Controleer in de sectie Kenmerktoewijzing de gebruikerskenmerken die vanuit Microsoft Entra-id met NordPass worden gesynchroniseerd. De kenmerken die als overeenkomende eigenschappen zijn geselecteerd, worden gebruikt om de gebruikersaccounts in NordPass te vinden voor updatebewerkingen. Als u ervoor kiest om het overeenkomende doelkenmerk te wijzigen, moet u ervoor zorgen dat de NordPass-API het filteren van gebruikers op basis van dat kenmerk ondersteunt. Selecteer de knop Opslaan om eventuele wijzigingen door te voeren.
Kenmerk Type Ondersteund voor filteren Vereist door NordPass gebruikersnaam String ✓ ✓ actief Booleaanse waarde ✓ externalId String ✓ Als u bereikfilters wilt configureren, raadpleegt u de volgende instructies in de zelfstudie Bereikfilter.
Als u de Microsoft Entra-inrichtingsservice voor NordPass wilt inschakelen, wijzigt u de inrichtingsstatus in Aan in de sectie Instellingen.
Definieer de gebruikers die u wilt inrichten voor NordPass door de gewenste waarden te kiezen in Bereik in de sectie Instellingen.
Wanneer u klaar bent om in te richten, klikt u op Opslaan.
Met deze bewerking wordt de eerste synchronisatiecyclus gestart van alle gebruikers die zijn gedefinieerd in Bereik in de sectie Instellingen.

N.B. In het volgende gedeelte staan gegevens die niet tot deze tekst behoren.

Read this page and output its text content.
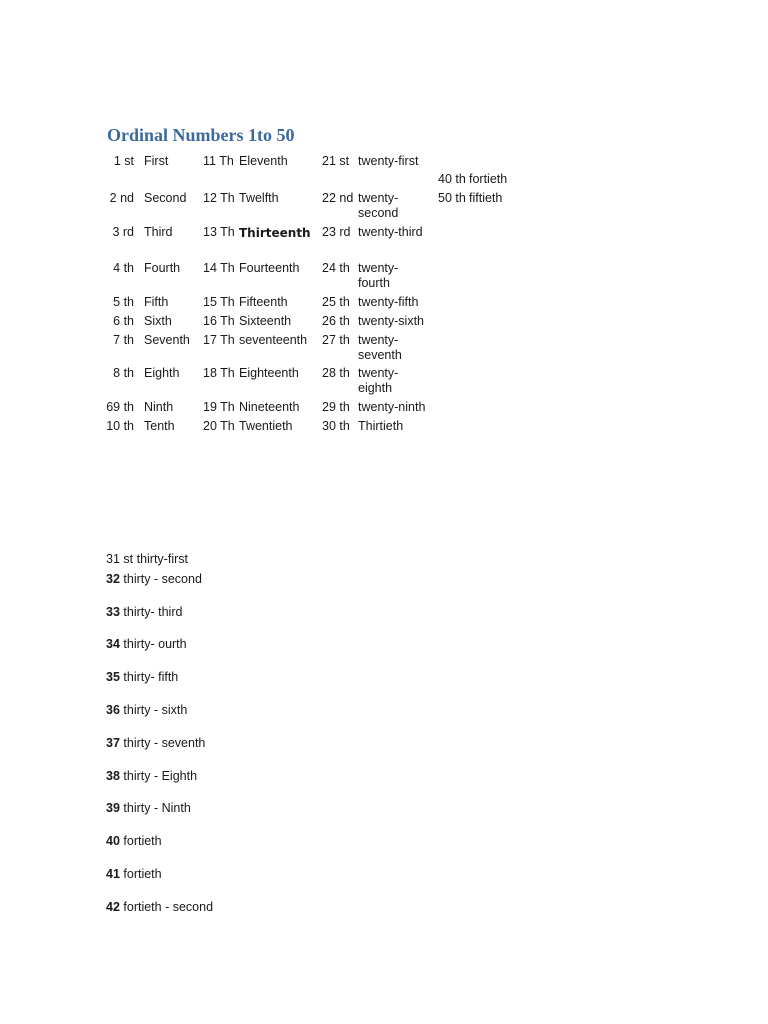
Ordinal Numbers 1to 50
1 st First
2 nd Second
3 rd Third
4 th Fourth
5 th Fifth
6 th Sixth
7 th Seventh
8 th Eighth
69 th Ninth
10 th Tenth
11 Th Eleventh
12 Th Twelfth
13 Th Thirteenth
14 Th Fourteenth
15 Th Fifteenth
16 Th Sixteenth
17 Th seventeenth
18 Th Eighteenth
19 Th Nineteenth
20 Th Twentieth
21 st twenty-first
22 nd twenty-second
23 rd twenty-third
24 th twenty-fourth
25 th twenty-fifth
26 th twenty-sixth
27 th twenty-seventh
28 th twenty-eighth
29 th twenty-ninth
30 th Thirtieth
40 th fortieth
50 th fiftieth
31 st thirty-first
32 thirty - second
33 thirty- third
34 thirty- ourth
35 thirty- fifth
36 thirty - sixth
37 thirty - seventh
38 thirty - Eighth
39 thirty - Ninth
40 fortieth
41 fortieth
42 fortieth - second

De eerste cyclus duurt langer dan volgende cycli, die ongeveer om de 40 minuten plaatsvinden zolang de Microsoft Entra-inrichtingsservice wordt uitgevoerd.

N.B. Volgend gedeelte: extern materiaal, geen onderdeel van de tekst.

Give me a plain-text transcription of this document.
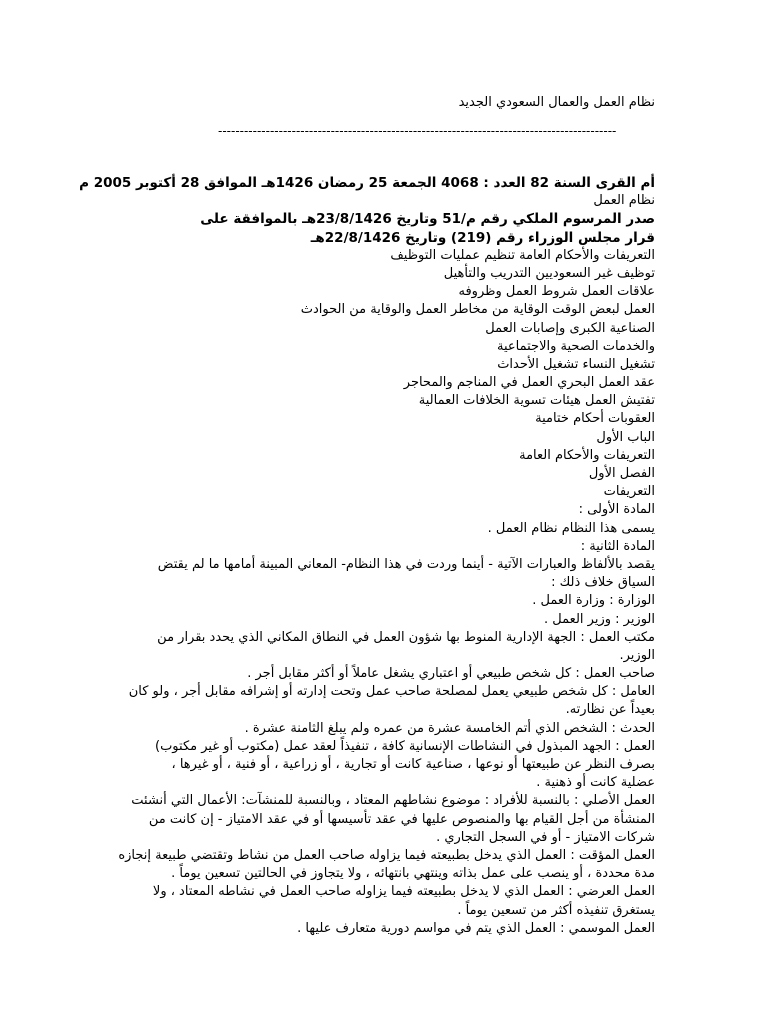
نظام العمل والعمال السعودي الجديد
--------------------------------------------------------------------------------------------
أم القرى السنة 82 العدد : 4068 الجمعة 25 رمضان 1426هـ الموافق 28 أكتوبر 2005 م
نظام العمل
صدر المرسوم الملكي رقم م/51 وتاريخ 23/8/1426هـ بالموافقة على
قرار مجلس الوزراء رقم (219) وتاريخ 22/8/1426هـ
التعريفات والأحكام العامة تنظيم عمليات التوظيف
توظيف غير السعوديين التدريب والتأهيل
علاقات العمل شروط العمل وظروفه
العمل لبعض الوقت الوقاية من مخاطر العمل والوقاية من الحوادث
الصناعية الكبرى وإصابات العمل
والخدمات الصحية والاجتماعية
تشغيل النساء تشغيل الأحداث
عقد العمل البحري العمل في المناجم والمحاجر
تفتيش العمل هيئات تسوية الخلافات العمالية
العقوبات أحكام ختامية
الباب الأول
التعريفات والأحكام العامة
الفصل الأول
التعريفات
المادة الأولى :
يسمى هذا النظام نظام العمل .
المادة الثانية :
يقصد بالألفاظ والعبارات الآتية - أينما وردت في هذا النظام- المعاني المبينة أمامها ما لم يقتض
السياق خلاف ذلك :
الوزارة : وزارة العمل .
الوزير : وزير العمل .
مكتب العمل : الجهة الإدارية المنوط بها شؤون العمل في النطاق المكاني الذي يحدد بقرار من
الوزير.
صاحب العمل : كل شخص طبيعي أو اعتباري يشغل عاملاً أو أكثر مقابل أجر .
العامل : كل شخص طبيعي يعمل لمصلحة صاحب عمل وتحت إدارته أو إشرافه مقابل أجر ، ولو كان
بعيداً عن نظارته.
الحدث : الشخص الذي أتم الخامسة عشرة من عمره ولم يبلغ الثامنة عشرة .
العمل : الجهد المبذول في النشاطات الإنسانية كافة ، تنفيذاً لعقد عمل (مكتوب أو غير مكتوب)
بصرف النظر عن طبيعتها أو نوعها ، صناعية كانت أو تجارية ، أو زراعية ، أو فنية ، أو غيرها ،
عضلية كانت أو ذهنية .
العمل الأصلي : بالنسبة للأفراد : موضوع نشاطهم المعتاد ، وبالنسبة للمنشآت: الأعمال التي أنشئت
المنشأة من أجل القيام بها والمنصوص عليها في عقد تأسيسها أو في عقد الامتياز - إن كانت من
شركات الامتياز - أو في السجل التجاري .
العمل المؤقت : العمل الذي يدخل بطبيعته فيما يزاوله صاحب العمل من نشاط وتقتضي طبيعة إنجازه
مدة محددة ، أو ينصب على عمل بذاته وينتهي بانتهائه ، ولا يتجاوز في الحالتين تسعين يوماً .
العمل العرضي : العمل الذي لا يدخل بطبيعته فيما يزاوله صاحب العمل في نشاطه المعتاد ، ولا
يستغرق تنفيذه أكثر من تسعين يوماً .
العمل الموسمي : العمل الذي يتم في مواسم دورية متعارف عليها .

Stap 6: Uw implementatie controleren
Nadat u het inrichten hebt geconfigureerd, gebruikt u de volgende resources om uw implementatie te bewaken:
- Gebruik de inrichtingslogboeken om te bepalen welke gebruikers al dan niet met succes zijn ingericht
- Controleer de voortgangsbalk om de status van de inrichtingscyclus weer te geven en te zien of deze al bijna is voltooid
- Als het configureren van de inrichting een foutieve status lijkt te hebben, wordt de toepassing in quarantaine geplaatst. Klik hier voor meer informatie over quarantainestatussen.
Meer resources
- Gebruikersaccountinrichting voor zakelijke apps beheren
- Wat is toegang tot toepassingen en eenmalige aanmelding met Microsoft Entra ID?